Owen looked blank. ‘What does it mean?’
‘What a philistine question. I hope this isn’t the future pig-keeper speaking. I believe it to be a reference to the persecution of the Jews.’
‘But you’re not a Jew.’
‘I am, actually. Or rather my “fathers” were.’
‘I didn’t know that.’ Owen contemplated the fact through a haze of burgundy. ‘That’s why you’re called Siegfried?’
‘No-o, I’m called Siegfried because my mother liked Wagner. And the only thing I have in common with orthodox Jews is that I do profoundly thank God I was born a man and not a woman. If I were a woman, I’d be called Brünnhilde.’
‘This is our last evening and I feel as if I’ve just met you.’
‘You know all the important things.’
They looked at each other. Then a rustling of the Scotsman’s pages returned their attention to the book. Sassoon began reading extracts, and Owen, who was drunk and afraid of becoming too serious, laughed till he choked. Sassoon had begun by declaiming the verse solemnly, but when he came to:
Can it be I have become
This gourd, this gothic vaccu-um?
he burst out laughing. ‘Oh, I
love that. You might like this better.’
What cassock’d misanthrope,
Hawking peace-canticles for glory-gain,
Hymns from his rostrum’d height th’ epopt of Hate?
‘The what of hate?’
‘Epopt.’
‘No such word.’
‘There is, you know. It’s the heroic form of epogee.’
‘Can I see?’ Owen read the poem. ‘This man’s against the war.’
‘Oh, yes.’ Sassoon’s lips twitched. ‘And particularly devastated by the role the Christian Church is playing in it. The parallels are worrying, Owen.’
‘I’m worried.’ He made to hand the book back. ‘It’s incredible, isn’t it?’
‘No, look inside.’
Owen looked at the flyleaf and read: Owen. From S.S. Edinburgh. Oct. 26th 1917. Underneath Sassoon had written:
When Captain Cook first sniffed the wattle,
And Love columbus’d Aristotle.
‘That’s absolutely typical,’ Owen said.
‘It does rather encapsulate his style, doesn’t it?’
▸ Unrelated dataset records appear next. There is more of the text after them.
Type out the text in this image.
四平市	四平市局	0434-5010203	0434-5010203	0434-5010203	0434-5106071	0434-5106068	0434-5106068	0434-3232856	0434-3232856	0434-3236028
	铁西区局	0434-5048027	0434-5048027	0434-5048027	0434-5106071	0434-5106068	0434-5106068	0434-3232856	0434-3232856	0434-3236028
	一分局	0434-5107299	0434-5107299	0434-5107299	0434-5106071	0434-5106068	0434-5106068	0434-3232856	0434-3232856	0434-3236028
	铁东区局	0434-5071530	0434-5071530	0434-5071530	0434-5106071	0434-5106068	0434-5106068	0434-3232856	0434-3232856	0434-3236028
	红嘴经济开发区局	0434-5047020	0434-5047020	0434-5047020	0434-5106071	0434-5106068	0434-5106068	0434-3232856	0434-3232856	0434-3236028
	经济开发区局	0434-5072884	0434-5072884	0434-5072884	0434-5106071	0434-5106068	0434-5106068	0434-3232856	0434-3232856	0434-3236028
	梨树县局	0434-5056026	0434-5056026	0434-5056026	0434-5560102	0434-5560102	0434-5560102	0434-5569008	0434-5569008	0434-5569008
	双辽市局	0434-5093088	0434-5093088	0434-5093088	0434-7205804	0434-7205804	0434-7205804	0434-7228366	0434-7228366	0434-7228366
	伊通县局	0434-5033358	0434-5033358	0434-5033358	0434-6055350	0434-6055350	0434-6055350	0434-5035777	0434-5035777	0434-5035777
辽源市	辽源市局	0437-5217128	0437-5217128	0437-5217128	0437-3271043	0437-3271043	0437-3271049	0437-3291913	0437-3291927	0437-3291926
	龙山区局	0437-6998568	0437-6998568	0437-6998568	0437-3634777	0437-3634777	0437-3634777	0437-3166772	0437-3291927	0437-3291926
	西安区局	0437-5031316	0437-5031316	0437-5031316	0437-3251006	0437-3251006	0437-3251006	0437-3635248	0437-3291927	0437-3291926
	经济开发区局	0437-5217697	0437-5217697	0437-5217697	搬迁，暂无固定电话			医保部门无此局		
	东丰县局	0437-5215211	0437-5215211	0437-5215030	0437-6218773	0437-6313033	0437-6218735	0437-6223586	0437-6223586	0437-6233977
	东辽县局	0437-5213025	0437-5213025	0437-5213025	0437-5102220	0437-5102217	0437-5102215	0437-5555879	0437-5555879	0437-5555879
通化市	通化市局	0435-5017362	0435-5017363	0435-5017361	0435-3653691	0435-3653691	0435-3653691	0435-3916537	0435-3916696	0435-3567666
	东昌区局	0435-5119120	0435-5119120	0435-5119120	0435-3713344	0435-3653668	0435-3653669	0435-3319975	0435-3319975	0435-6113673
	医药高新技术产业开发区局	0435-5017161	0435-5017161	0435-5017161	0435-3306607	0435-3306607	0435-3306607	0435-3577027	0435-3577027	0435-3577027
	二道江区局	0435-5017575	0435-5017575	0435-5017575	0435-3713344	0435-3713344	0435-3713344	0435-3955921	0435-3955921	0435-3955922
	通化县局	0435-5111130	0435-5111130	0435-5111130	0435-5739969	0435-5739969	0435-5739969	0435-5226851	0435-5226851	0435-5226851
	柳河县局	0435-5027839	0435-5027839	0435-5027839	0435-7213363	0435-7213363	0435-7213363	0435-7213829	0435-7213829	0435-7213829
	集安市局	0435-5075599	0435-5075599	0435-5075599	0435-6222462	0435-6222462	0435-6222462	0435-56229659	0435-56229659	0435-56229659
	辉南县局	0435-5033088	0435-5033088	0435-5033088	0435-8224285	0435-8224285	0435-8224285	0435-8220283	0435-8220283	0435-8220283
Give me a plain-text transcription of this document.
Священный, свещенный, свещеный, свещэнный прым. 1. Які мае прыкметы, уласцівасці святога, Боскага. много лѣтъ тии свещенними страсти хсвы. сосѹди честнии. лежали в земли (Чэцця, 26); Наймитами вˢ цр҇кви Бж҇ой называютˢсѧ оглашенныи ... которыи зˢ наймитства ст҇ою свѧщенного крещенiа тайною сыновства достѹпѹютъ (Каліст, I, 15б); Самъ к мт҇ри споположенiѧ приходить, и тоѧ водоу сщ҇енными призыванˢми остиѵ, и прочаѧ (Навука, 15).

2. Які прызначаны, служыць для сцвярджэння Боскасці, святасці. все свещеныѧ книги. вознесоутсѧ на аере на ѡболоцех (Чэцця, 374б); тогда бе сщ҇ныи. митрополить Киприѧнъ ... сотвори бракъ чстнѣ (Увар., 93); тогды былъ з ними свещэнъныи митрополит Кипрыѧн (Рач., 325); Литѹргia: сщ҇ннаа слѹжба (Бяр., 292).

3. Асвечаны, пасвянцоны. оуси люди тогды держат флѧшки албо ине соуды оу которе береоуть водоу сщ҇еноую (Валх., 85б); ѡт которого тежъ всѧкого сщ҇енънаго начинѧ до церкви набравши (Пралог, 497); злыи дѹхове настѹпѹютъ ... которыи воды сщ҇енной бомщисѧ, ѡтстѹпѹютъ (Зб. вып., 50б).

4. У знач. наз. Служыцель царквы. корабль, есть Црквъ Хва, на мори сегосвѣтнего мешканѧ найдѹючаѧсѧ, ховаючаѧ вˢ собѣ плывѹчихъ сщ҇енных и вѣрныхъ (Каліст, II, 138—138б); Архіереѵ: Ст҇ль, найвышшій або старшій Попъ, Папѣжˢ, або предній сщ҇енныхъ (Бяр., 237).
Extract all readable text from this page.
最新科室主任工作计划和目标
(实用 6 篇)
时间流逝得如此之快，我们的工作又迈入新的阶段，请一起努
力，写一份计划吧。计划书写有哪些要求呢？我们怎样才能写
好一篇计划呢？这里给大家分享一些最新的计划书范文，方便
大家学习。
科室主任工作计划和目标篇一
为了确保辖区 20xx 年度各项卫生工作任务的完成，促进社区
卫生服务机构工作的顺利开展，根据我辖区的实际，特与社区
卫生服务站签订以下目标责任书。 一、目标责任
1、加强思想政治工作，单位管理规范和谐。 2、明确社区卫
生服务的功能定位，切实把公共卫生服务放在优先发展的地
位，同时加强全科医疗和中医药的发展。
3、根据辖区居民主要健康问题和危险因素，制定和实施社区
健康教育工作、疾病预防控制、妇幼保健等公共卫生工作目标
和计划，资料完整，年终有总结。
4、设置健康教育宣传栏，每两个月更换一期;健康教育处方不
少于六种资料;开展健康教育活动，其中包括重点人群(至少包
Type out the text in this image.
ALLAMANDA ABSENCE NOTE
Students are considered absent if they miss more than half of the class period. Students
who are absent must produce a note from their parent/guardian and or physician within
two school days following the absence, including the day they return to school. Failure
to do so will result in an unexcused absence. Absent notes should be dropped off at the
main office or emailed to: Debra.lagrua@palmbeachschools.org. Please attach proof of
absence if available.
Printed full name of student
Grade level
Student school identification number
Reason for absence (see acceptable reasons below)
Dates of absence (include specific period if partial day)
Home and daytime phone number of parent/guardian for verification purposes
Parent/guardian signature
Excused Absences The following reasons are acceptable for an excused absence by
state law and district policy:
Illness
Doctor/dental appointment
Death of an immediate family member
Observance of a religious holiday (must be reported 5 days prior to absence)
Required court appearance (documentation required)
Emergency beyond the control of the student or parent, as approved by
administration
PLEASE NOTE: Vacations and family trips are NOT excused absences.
‘You know what I mean. The only slightly demonstrative thing you’ve ever done and you do it in a way which makes it impossible to take seriously.’
‘Do you think it’s a good idea to be serious tonight?’
‘For God’s sake, I’m only going to Scarborough. You’ll be in France before I will.’
‘I hope so.’
‘No news from the War Office?’
‘No. And Rivers dropped a bombshell this morning. He’s leaving.’
‘Is he?’
‘I don’t look forward to Craiglockhart without either of you. I did mention you to Rivers, you know.’
‘What did he say?’
‘That you were an extremely gallant and conscientious young officer…’
‘ “Ooob”. Who needed no one to teach him his duty. Unlike dot dot dot. And there were no grounds at all that he could see for keeping you at the hospital a moment longer. I think he was a bit put out about being asked to overrule Brock.’